La Morte Nera di 1347-1351, causata dal batterio Yersinia pestis2,3, fornisce uno dei migliori esempi storici di infezioni emergenti con la diffusione rapida e alta mortalità, sostenendo stima che il 30-50% della popolazione Europea in soli cinque anni period4. Le discrepanze nelle tendenze epidemiologiche tra la malattia medievale e le moderne infezioni da Y. pestis hanno acceso polemiche sull’agente eziologico della pandemica5, 6., Sebbene le antiche indagini sul DNA abbiano fortemente implicato Y. pestis2,3 nell’antica pandemia, i cambiamenti genetici nel batterio possono essere parzialmente responsabili delle differenze nella manifestazione e gravità della malattia. Per comprendere l’evoluzione dell’organismo è necessario caratterizzare i cambiamenti genetici coinvolti nella sua trasformazione da un agente patogeno silvatico a uno capace di infezione umana pandemica sulla scala della Morte nera e determinare la sua relazione con i ceppi attualmente circolanti., Qui iniziamo questa discussione presentando la prima bozza di sequenza genomica dell’antico patogeno.

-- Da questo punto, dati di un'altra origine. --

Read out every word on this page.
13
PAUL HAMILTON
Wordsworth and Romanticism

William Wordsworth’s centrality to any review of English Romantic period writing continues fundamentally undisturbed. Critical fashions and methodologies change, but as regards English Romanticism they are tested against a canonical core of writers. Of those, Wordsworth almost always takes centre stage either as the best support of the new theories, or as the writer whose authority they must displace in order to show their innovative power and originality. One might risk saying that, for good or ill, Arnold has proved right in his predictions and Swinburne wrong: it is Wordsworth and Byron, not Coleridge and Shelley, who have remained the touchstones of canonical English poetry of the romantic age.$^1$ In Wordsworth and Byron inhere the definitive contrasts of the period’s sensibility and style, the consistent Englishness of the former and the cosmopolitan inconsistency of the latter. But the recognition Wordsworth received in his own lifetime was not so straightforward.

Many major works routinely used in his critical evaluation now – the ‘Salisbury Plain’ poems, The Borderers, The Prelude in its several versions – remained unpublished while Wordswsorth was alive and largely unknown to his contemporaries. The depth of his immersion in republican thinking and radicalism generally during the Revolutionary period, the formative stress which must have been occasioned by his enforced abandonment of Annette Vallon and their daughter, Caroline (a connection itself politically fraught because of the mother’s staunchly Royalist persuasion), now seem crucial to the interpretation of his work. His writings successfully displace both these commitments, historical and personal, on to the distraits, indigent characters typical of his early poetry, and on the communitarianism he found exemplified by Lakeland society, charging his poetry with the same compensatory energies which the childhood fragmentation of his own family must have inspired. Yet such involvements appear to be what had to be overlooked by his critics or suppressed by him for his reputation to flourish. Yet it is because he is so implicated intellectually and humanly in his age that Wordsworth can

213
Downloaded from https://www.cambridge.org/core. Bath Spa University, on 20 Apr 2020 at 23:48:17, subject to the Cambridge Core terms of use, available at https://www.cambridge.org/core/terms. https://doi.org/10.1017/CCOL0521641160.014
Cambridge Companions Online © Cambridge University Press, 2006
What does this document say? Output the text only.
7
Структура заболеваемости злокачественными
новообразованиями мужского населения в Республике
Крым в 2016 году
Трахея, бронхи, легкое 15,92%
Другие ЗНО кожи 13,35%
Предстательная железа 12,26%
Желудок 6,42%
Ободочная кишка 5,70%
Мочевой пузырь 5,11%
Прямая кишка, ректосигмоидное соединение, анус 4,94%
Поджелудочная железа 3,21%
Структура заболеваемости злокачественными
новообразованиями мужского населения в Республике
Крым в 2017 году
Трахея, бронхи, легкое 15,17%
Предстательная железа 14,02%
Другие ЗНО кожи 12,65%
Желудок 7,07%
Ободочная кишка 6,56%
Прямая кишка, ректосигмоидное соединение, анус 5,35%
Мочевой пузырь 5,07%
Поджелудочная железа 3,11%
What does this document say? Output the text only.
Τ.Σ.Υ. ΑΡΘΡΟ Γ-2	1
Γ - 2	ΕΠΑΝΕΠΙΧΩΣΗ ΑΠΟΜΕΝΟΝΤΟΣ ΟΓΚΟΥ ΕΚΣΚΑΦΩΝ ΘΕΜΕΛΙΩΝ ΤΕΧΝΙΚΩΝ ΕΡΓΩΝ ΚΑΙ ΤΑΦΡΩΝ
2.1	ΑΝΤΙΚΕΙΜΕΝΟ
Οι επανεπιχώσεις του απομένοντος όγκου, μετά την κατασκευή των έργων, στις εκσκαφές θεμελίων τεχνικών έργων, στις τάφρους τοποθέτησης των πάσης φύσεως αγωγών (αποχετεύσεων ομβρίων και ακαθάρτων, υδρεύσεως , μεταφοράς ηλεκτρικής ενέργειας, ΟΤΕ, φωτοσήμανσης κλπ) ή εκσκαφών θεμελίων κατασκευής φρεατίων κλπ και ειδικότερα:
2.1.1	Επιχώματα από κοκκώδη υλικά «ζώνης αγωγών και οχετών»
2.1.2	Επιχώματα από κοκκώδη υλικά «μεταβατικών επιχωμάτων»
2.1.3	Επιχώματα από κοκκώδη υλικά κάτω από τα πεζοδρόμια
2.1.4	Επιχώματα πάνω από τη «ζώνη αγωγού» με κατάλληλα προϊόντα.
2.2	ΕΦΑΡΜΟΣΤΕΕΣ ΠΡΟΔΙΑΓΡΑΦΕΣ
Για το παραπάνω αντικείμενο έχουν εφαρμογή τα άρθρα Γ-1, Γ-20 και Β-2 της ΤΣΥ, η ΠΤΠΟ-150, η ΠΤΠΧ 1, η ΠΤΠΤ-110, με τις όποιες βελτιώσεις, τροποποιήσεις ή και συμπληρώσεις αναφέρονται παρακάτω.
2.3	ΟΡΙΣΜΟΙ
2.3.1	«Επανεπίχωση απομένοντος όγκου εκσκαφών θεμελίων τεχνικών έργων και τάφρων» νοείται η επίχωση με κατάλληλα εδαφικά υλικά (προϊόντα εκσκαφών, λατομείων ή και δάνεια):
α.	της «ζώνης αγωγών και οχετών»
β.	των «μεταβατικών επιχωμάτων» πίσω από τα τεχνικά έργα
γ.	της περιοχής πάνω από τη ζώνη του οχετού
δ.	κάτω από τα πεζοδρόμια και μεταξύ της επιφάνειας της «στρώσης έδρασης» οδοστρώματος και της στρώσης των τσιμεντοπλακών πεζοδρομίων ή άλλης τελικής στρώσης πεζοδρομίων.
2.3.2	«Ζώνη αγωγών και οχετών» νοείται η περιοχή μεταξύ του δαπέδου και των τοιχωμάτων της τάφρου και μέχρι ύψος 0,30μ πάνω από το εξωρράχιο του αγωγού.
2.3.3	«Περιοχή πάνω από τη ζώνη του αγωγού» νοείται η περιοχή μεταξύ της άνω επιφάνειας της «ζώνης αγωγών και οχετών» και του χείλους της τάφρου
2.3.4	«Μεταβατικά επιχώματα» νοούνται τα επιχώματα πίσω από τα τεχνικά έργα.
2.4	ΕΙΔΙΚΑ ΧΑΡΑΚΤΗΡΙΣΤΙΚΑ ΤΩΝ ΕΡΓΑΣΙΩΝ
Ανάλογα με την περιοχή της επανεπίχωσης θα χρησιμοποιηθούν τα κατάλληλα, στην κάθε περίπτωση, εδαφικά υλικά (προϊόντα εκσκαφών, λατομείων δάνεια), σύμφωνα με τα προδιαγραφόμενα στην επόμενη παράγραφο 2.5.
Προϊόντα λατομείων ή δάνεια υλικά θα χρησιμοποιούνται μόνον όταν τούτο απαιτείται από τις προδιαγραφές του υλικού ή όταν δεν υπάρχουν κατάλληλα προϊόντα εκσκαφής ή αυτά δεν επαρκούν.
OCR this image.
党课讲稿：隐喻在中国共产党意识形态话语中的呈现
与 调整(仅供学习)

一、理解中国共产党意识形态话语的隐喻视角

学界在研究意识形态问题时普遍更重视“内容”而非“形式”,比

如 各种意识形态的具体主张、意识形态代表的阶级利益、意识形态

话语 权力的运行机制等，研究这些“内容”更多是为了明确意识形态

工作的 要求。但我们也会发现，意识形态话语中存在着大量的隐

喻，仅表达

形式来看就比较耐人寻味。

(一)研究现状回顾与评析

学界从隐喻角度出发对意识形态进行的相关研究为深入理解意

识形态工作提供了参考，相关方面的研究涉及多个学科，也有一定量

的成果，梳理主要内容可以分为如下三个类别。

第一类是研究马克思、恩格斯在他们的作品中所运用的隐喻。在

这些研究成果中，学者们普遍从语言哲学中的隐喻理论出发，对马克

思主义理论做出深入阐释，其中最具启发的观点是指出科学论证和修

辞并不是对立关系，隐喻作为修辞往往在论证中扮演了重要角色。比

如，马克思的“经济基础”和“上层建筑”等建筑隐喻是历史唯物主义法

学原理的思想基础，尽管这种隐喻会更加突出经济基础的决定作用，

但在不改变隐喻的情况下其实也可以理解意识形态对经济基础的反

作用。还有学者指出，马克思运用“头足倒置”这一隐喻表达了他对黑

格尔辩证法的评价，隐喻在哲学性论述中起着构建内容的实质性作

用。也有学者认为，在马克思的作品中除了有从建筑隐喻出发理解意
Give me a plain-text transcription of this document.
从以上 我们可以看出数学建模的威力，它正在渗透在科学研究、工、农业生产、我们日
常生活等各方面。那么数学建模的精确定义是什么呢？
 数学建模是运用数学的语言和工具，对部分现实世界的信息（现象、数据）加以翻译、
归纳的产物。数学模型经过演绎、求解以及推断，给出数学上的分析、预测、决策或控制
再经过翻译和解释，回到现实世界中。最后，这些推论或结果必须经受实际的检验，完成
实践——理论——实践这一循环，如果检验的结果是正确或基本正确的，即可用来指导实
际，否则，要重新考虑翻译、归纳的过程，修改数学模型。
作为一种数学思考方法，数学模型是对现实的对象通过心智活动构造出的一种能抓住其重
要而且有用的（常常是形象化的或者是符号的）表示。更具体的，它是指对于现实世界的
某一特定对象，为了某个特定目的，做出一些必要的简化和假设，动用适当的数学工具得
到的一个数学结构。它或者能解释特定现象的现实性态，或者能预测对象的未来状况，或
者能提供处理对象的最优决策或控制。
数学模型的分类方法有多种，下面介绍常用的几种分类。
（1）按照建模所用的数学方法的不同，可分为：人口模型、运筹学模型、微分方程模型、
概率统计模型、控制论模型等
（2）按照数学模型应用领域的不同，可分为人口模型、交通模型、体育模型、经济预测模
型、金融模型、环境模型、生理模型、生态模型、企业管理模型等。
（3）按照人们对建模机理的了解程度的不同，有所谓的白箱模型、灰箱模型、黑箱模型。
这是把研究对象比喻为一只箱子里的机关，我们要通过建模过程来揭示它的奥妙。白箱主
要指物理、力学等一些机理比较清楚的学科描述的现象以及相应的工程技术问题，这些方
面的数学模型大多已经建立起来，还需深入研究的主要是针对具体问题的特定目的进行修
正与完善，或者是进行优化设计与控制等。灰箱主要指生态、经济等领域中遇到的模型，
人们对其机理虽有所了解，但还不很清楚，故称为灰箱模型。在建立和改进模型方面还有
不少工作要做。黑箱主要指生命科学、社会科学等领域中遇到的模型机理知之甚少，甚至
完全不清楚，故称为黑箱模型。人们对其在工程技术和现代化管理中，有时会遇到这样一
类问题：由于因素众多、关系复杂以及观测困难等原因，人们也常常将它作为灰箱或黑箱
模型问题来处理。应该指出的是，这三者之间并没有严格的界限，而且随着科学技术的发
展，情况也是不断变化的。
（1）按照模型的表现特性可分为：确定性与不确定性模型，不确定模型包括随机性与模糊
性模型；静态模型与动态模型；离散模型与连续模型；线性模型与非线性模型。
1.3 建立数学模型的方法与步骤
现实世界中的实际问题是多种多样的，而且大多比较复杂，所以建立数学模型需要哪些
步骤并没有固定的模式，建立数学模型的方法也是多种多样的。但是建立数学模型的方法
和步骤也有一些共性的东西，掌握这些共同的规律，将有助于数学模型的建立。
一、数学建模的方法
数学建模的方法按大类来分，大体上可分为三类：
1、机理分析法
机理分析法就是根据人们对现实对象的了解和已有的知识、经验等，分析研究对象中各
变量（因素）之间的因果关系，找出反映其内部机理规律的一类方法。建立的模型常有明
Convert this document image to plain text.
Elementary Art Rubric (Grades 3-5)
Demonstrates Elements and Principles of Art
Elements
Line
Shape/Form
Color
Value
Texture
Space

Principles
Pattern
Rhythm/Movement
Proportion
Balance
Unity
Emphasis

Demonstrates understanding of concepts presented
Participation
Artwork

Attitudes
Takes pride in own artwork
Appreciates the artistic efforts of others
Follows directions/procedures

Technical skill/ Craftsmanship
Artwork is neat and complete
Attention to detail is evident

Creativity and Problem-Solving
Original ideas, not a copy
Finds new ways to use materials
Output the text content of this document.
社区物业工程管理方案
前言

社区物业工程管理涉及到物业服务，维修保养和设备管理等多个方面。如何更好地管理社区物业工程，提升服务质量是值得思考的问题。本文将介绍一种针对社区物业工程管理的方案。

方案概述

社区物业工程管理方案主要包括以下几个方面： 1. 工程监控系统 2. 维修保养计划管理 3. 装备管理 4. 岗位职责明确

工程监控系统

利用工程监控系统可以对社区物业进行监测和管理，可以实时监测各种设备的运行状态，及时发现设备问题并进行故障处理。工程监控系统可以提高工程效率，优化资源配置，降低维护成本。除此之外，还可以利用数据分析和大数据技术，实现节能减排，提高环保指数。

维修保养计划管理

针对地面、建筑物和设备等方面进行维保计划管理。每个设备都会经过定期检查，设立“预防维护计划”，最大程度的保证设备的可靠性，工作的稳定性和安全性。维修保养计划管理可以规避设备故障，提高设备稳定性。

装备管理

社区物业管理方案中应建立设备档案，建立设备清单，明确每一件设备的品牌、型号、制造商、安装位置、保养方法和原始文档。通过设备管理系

Y. pestis è un discendente recentemente evoluto del bacillo Yersinia pseudotuberculosis7, che nel corso della sua evoluzione ha acquisito due plasmidi aggiuntivi (pMT1 e pPCP1) che gli forniscono meccanismi specializzati per infiltrare gli ospiti dei mammiferi. Per studiare i potenziali cambiamenti evolutivi in uno di questi plasmidi, abbiamo riportato sullo screening di 46 denti e 53 ossa dalla East Smithfield collection di Londra, Inghilterra per la presenza della Y., pestis-specifica pPCP1 (ref. 3). I dati storici indicano che l’East Smithfield burial ground è stato istituito alla fine del 1348 o all’inizio del 1349 appositamente per la sepoltura delle vittime della peste nera8 (fichi supplementari 1 e 2), rendendo la collezione adatta per le indagini genetiche dell’antica Y. pestis. I dati della sequenza del DNA per cinque denti ottenuti tramite cattura molecolare del pPCP1 specifico per Y. pestis hanno rivelato un modello di danno da C a T caratteristico dell’autentico DNA9 endogeno antico, e l’assemblaggio delle letture illuminate ha permesso la ricostruzione del 98,68% del 9.,plasmide 6-kilobase con una copertura minima di due volte3.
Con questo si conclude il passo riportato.